Listening for Understanding

Laura Basha

Photo By: Tanja Heffner

The skill of deep listening is the key to relatedness. When we refer to listening in this way, we are referring to a quality of listening which is listening deeper than to the words being spoken. We are referring to a depth of listening which is listening for the feeling behind the words. We are listening for the way a person sees life, for the logic of their thinking.

This type of listening is listening for understanding. Listening for understanding how another sees life engenders compassion and insight, both for the listener and for the speaker. Understanding another’s point of view occurs naturally as we listen with nothing else on our minds; we listen from curiosity, without judgment, truly fascinated by how another sees life.

We all have a perception of life experience which is unique to our own past experience and memory. Essentially, we are all perceiving separate realities. We are all unique cultures with diverse points of view. In order to truly communicate with another we have to listen to their particular reality with respect and fascination, and we then engage with them from understanding their perceptual vantage point. This is true dialogue. Dialogue is not talking as much as it is truly listening. Insight and rapport come from respectfully listening for understanding.

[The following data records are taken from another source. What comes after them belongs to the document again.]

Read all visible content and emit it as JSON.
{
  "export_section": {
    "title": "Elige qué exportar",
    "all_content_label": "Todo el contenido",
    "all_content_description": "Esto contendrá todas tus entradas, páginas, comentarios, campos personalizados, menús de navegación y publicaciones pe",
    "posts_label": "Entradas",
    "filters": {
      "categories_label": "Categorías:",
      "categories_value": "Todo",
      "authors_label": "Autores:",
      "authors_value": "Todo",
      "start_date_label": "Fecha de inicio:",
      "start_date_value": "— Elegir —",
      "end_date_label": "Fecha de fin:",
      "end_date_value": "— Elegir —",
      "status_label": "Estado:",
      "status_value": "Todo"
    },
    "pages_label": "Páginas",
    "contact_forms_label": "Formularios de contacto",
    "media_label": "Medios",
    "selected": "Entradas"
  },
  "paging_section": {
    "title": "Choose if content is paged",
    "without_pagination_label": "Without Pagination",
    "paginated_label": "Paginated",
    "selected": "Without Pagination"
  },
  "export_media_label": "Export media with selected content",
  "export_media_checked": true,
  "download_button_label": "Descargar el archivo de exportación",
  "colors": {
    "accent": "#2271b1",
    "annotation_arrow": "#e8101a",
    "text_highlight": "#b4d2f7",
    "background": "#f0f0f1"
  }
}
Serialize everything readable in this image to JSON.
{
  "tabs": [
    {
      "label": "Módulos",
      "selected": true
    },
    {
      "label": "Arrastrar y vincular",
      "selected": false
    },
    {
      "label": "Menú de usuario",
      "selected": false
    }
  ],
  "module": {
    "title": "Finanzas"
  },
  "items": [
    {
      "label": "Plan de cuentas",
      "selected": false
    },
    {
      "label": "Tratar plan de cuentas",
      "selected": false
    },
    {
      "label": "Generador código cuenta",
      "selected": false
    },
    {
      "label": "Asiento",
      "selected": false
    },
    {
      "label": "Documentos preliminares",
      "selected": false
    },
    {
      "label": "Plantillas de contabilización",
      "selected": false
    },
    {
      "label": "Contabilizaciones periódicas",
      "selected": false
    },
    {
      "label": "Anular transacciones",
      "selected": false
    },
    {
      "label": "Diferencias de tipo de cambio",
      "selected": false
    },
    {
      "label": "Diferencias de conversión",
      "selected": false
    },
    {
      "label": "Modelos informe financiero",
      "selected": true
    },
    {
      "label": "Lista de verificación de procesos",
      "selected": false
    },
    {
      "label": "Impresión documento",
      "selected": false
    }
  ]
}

We have many blocks to listening. We all do. We “listen” until the other finishes talking so that we can say our piece, or we look attentive all the while having judgmental thoughts, or we are thinking about what we will have for dinner, or we simply space out, or we experience boredom, etc., etc. The key here is to know that we all have ways in which we distract ourselves from listening, and that all of these “blocks” to listening are simply us listening to our own thinking rather than the thinking of the speaker!

No matter, simply notice what is distracting you from being present with the speaker and clear your head of your own chatter and come back to listening with curiosity about how this person sees life. You will find that boredom disappears, and knowing the “right” thing to say occurs as an insight, and rapport deepens, and understanding deepens, and communication is effortless and creative and empowering.


Diversity then becomes a valuing of differences rather than a threat to individuality. People begin to communicate from alignment rather than fighting to have their point of view heard and recognized. People don’t want to be agreed with as much as they want to be heard. Creative problem solving becomes the norm.


Listening with nothing on your mind, or without the distraction of attention to personal memory, is also the best methodology for hearing one’s own innate wisdom and common sense and genius. When we listen for what we don’t know, rather than for what we have already assimilated previously, then we open ourselves up to hear creative insight from within.

Health and well-being, leadership, creativity, wisdom, whatever we need to know, springs from within us. We tap into the inherent leader that resonates within every one of us. We elicit it from our fellows when we listen with nothing on our minds but fascination with how they see life. Communication takes on an ease. Rapport emerges. Alignment ensues.

Empowerment of self and others evolves from listening for understanding – listening to and for the Wisdom within.